Comentários sobre matéria publicada pela revista Veja desta semana, intitulada "Uma reserva de miséria", que trata da reserva indígena Raposa Serra do Sol, no Estado de Roraima.

Autor
Mozarildo Cavalcanti (PTB - Partido Trabalhista Brasileiro/RR)
Nome completo: Francisco Mozarildo de Melo Cavalcanti
Casa
Senado Federal
Tipo
Discurso
Resumo por assunto
POLITICA INDIGENISTA.:
  • Comentários sobre matéria publicada pela revista Veja desta semana, intitulada "Uma reserva de miséria", que trata da reserva indígena Raposa Serra do Sol, no Estado de Roraima.
Publicação
Publicação no DSF de 31/05/2011 - Página 19735
Assunto
Outros > POLITICA INDIGENISTA.
Indexação
  • SOLICITAÇÃO, TRANSCRIÇÃO, ANAIS DO SENADO, ARTIGO DE IMPRENSA, PERIODICO, VEJA, ESTADO DE SÃO PAULO (SP), DENUNCIA, SITUAÇÃO, FAMILIA, VITIMA, EXPULSÃO, REGIÃO, RESERVA INDIGENA, EFEITO, AUMENTO, FAVELA, MUNICIPIO, BOA VISTA (RR), ESTADO DE RORAIMA (RR).

                          SENADO FEDERAL SF -

            SECRETARIA-GERAL DA MESA

            SUBSECRETARIA DE TAQUIGRAFIA 


            O SR. MOZARILDO CAVALCANTI (PTB - RR. Pronuncia o seguinte discurso.

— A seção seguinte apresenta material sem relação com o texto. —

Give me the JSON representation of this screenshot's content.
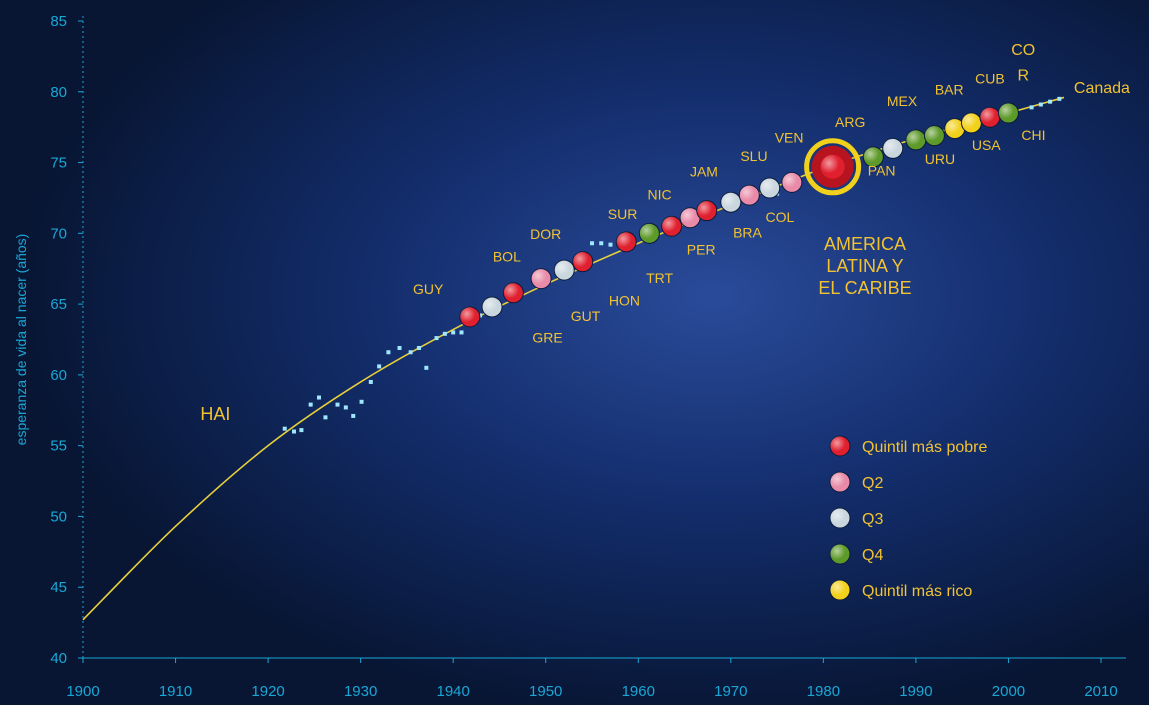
{
  "chart_data": {
    "type": "scatter",
    "ylabel": "esperanza de vida al nacer (años)",
    "xlim": [
      1900,
      2010
    ],
    "ylim": [
      40,
      85
    ],
    "x_ticks": [
      "1900",
      "1910",
      "1920",
      "1930",
      "1940",
      "1950",
      "1960",
      "1970",
      "1980",
      "1990",
      "2000",
      "2010"
    ],
    "y_ticks": [
      "40",
      "45",
      "50",
      "55",
      "60",
      "65",
      "70",
      "75",
      "80",
      "85"
    ],
    "grid": false,
    "curve": [
      [
        1900,
        42.7
      ],
      [
        1910,
        49.3
      ],
      [
        1920,
        55.0
      ],
      [
        1930,
        59.5
      ],
      [
        1940,
        63.2
      ],
      [
        1950,
        66.4
      ],
      [
        1960,
        69.3
      ],
      [
        1970,
        72.0
      ],
      [
        1980,
        74.6
      ],
      [
        1990,
        76.7
      ],
      [
        2000,
        78.5
      ],
      [
        2006,
        79.6
      ]
    ],
    "small_points": [
      [
        1921.8,
        56.2
      ],
      [
        1922.8,
        56.0
      ],
      [
        1923.6,
        56.1
      ],
      [
        1924.6,
        57.9
      ],
      [
        1925.5,
        58.4
      ],
      [
        1926.2,
        57.0
      ],
      [
        1927.5,
        57.9
      ],
      [
        1928.4,
        57.7
      ],
      [
        1929.2,
        57.1
      ],
      [
        1930.1,
        58.1
      ],
      [
        1931.1,
        59.5
      ],
      [
        1932.0,
        60.6
      ],
      [
        1933.0,
        61.6
      ],
      [
        1934.2,
        61.9
      ],
      [
        1935.4,
        61.6
      ],
      [
        1936.3,
        61.9
      ],
      [
        1937.1,
        60.5
      ],
      [
        1938.2,
        62.6
      ],
      [
        1939.1,
        62.9
      ],
      [
        1940.0,
        63.0
      ],
      [
        1940.9,
        63.0
      ],
      [
        1942.2,
        63.6
      ],
      [
        1942.9,
        64.2
      ],
      [
        1955.0,
        69.3
      ],
      [
        1956.0,
        69.3
      ],
      [
        1957.0,
        69.2
      ],
      [
        1958.0,
        69.3
      ],
      [
        1975.0,
        72.8
      ],
      [
        2002.5,
        78.9
      ],
      [
        2003.5,
        79.1
      ],
      [
        2004.5,
        79.3
      ],
      [
        2005.5,
        79.5
      ]
    ],
    "countries": [
      {
        "code": "GUY",
        "x": 1941.8,
        "y": 64.1,
        "q": "q1"
      },
      {
        "code": "BOL",
        "x": 1944.2,
        "y": 64.8,
        "q": "q3"
      },
      {
        "code": "GRE",
        "x": 1946.5,
        "y": 65.8,
        "q": "q1"
      },
      {
        "code": "DOR",
        "x": 1949.5,
        "y": 66.8,
        "q": "q2"
      },
      {
        "code": "GUT",
        "x": 1952.0,
        "y": 67.4,
        "q": "q3"
      },
      {
        "code": "HON",
        "x": 1954.0,
        "y": 68.0,
        "q": "q1"
      },
      {
        "code": "SUR",
        "x": 1958.7,
        "y": 69.4,
        "q": "q1"
      },
      {
        "code": "TRT",
        "x": 1961.2,
        "y": 70.0,
        "q": "q4"
      },
      {
        "code": "NIC",
        "x": 1963.6,
        "y": 70.5,
        "q": "q1"
      },
      {
        "code": "PER",
        "x": 1965.6,
        "y": 71.1,
        "q": "q2"
      },
      {
        "code": "JAM",
        "x": 1967.4,
        "y": 71.6,
        "q": "q1"
      },
      {
        "code": "BRA",
        "x": 1970.0,
        "y": 72.2,
        "q": "q3"
      },
      {
        "code": "SLU",
        "x": 1972.0,
        "y": 72.7,
        "q": "q2"
      },
      {
        "code": "COL",
        "x": 1974.2,
        "y": 73.2,
        "q": "q3"
      },
      {
        "code": "VEN",
        "x": 1976.6,
        "y": 73.6,
        "q": "q2"
      },
      {
        "code": "PAN",
        "x": 1985.4,
        "y": 75.4,
        "q": "q4"
      },
      {
        "code": "ARG",
        "x": 1987.5,
        "y": 76.0,
        "q": "q3"
      },
      {
        "code": "MEX",
        "x": 1990.0,
        "y": 76.6,
        "q": "q4"
      },
      {
        "code": "URU",
        "x": 1992.0,
        "y": 76.9,
        "q": "q4"
      },
      {
        "code": "BAR",
        "x": 1994.2,
        "y": 77.4,
        "q": "q5"
      },
      {
        "code": "USA",
        "x": 1996.0,
        "y": 77.8,
        "q": "q5"
      },
      {
        "code": "CUB",
        "x": 1998.0,
        "y": 78.2,
        "q": "q1"
      },
      {
        "code": "CHI",
        "x": 2000.0,
        "y": 78.5,
        "q": "q4"
      }
    ],
    "labels": [
      {
        "text": "HAI",
        "x": 1914.3,
        "y": 56.8,
        "size": "large"
      },
      {
        "text": "GUY",
        "x": 1937.3,
        "y": 65.7
      },
      {
        "text": "BOL",
        "x": 1945.8,
        "y": 68.0
      },
      {
        "text": "GRE",
        "x": 1950.2,
        "y": 62.3
      },
      {
        "text": "DOR",
        "x": 1950.0,
        "y": 69.6
      },
      {
        "text": "GUT",
        "x": 1954.3,
        "y": 63.8
      },
      {
        "text": "HON",
        "x": 1958.5,
        "y": 64.9
      },
      {
        "text": "SUR",
        "x": 1958.3,
        "y": 71.0
      },
      {
        "text": "TRT",
        "x": 1962.3,
        "y": 66.5
      },
      {
        "text": "NIC",
        "x": 1962.3,
        "y": 72.4
      },
      {
        "text": "PER",
        "x": 1966.8,
        "y": 68.5
      },
      {
        "text": "JAM",
        "x": 1967.1,
        "y": 74.0
      },
      {
        "text": "BRA",
        "x": 1971.8,
        "y": 69.7
      },
      {
        "text": "SLU",
        "x": 1972.5,
        "y": 75.1
      },
      {
        "text": "COL",
        "x": 1975.3,
        "y": 70.8
      },
      {
        "text": "VEN",
        "x": 1976.3,
        "y": 76.4
      },
      {
        "text": "ARG",
        "x": 1982.9,
        "y": 77.5
      },
      {
        "text": "PAN",
        "x": 1986.3,
        "y": 74.1
      },
      {
        "text": "MEX",
        "x": 1988.5,
        "y": 79.0
      },
      {
        "text": "URU",
        "x": 1992.6,
        "y": 74.9
      },
      {
        "text": "BAR",
        "x": 1993.6,
        "y": 79.8
      },
      {
        "text": "USA",
        "x": 1997.6,
        "y": 75.9
      },
      {
        "text": "CUB",
        "x": 1998.0,
        "y": 80.6
      },
      {
        "text": "CHI",
        "x": 2002.7,
        "y": 76.6
      },
      {
        "text": "Canada",
        "x": 2010.1,
        "y": 79.9
      }
    ],
    "cor_label": [
      "CO",
      "R"
    ],
    "cor_point": {
      "x": 2001.6,
      "y": 82.3
    },
    "latin_america": {
      "x": 1981.0,
      "y": 74.7,
      "q": "q1"
    },
    "latin_america_label": [
      "AMERICA",
      "LATINA Y",
      "EL CARIBE"
    ],
    "legend": {
      "placement": "bottom-right",
      "entries": [
        {
          "label": "Quintil más pobre",
          "q": "q1"
        },
        {
          "label": "Q2",
          "q": "q2"
        },
        {
          "label": "Q3",
          "q": "q3"
        },
        {
          "label": "Q4",
          "q": "q4"
        },
        {
          "label": "Quintil más rico",
          "q": "q5"
        }
      ]
    },
    "colors": {
      "q1": "#e0202f",
      "q2": "#e88aa8",
      "q3": "#c9d6de",
      "q4": "#5e9a2a",
      "q5": "#f2d11c",
      "curve": "#e8d03a",
      "axis": "#1aa7d6",
      "label": "#f2c230",
      "small_point": "#9fe6ff"
    }
  }
}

Sem revisão do orador.) - Sr. Presidente Senador Paulo Paim, Srs. Senadores, Srªs Senadoras, a revista Veja desta semana publicou uma matéria sob o título “Vida Brasileira, uma Reserva de Miséria”. É sobre a reserva indígena Raposa Serra do Sol, no meu Estado de Roraima.

            Essa questão, durante muito tempo, debati neste Senado em busca de uma solução que pudesse ser realmente justa para todos, boa para todos. Inclusive, contamos com a boa vontade do Presidente Lula, que concordou que fosse feita uma comissão temporária externa da Câmara e outra comissão temporária externa do Senado. Ambas funcionaram e concluíram seus trabalhos: a da Câmara sob a relatoria do Deputado Lindbergh Farias, hoje Senador da República; a do Senado sob a relatoria do Senador Delcídio Amaral.

            Concluímos, Senador Paim, por um modelo de demarcação contínuo, e não em ilhas, como se apregoava, porém não excludente, isto é, que respeitava as cinco ou seis etnias indígenas lá existentes e suas diferenças, que respeitava as cerca de 400 famílias que lá moravam desde 1910, 1917, portanto, há várias gerações lá presentes, respeitando também a presença de arrozeiros que compraram terras com títulos definitivos de propriedades centenárias e que produziam na faixa, na parte externa da dita reserva 25% do PIB do Estado. Infelizmente, apesar do trabalho das duas comissões externas, apesar das ações que tivemos no Supremo, o Governo Federal impôs uma demarcação contínua, excludente, tirando todo mundo, até índios que eram casados com não índias e vice-versa, ou seja, casamentos entre etnias diferentes. Os mestiços, portanto, foram retirados. Bastava não seguir o comando de determinadas ONGs.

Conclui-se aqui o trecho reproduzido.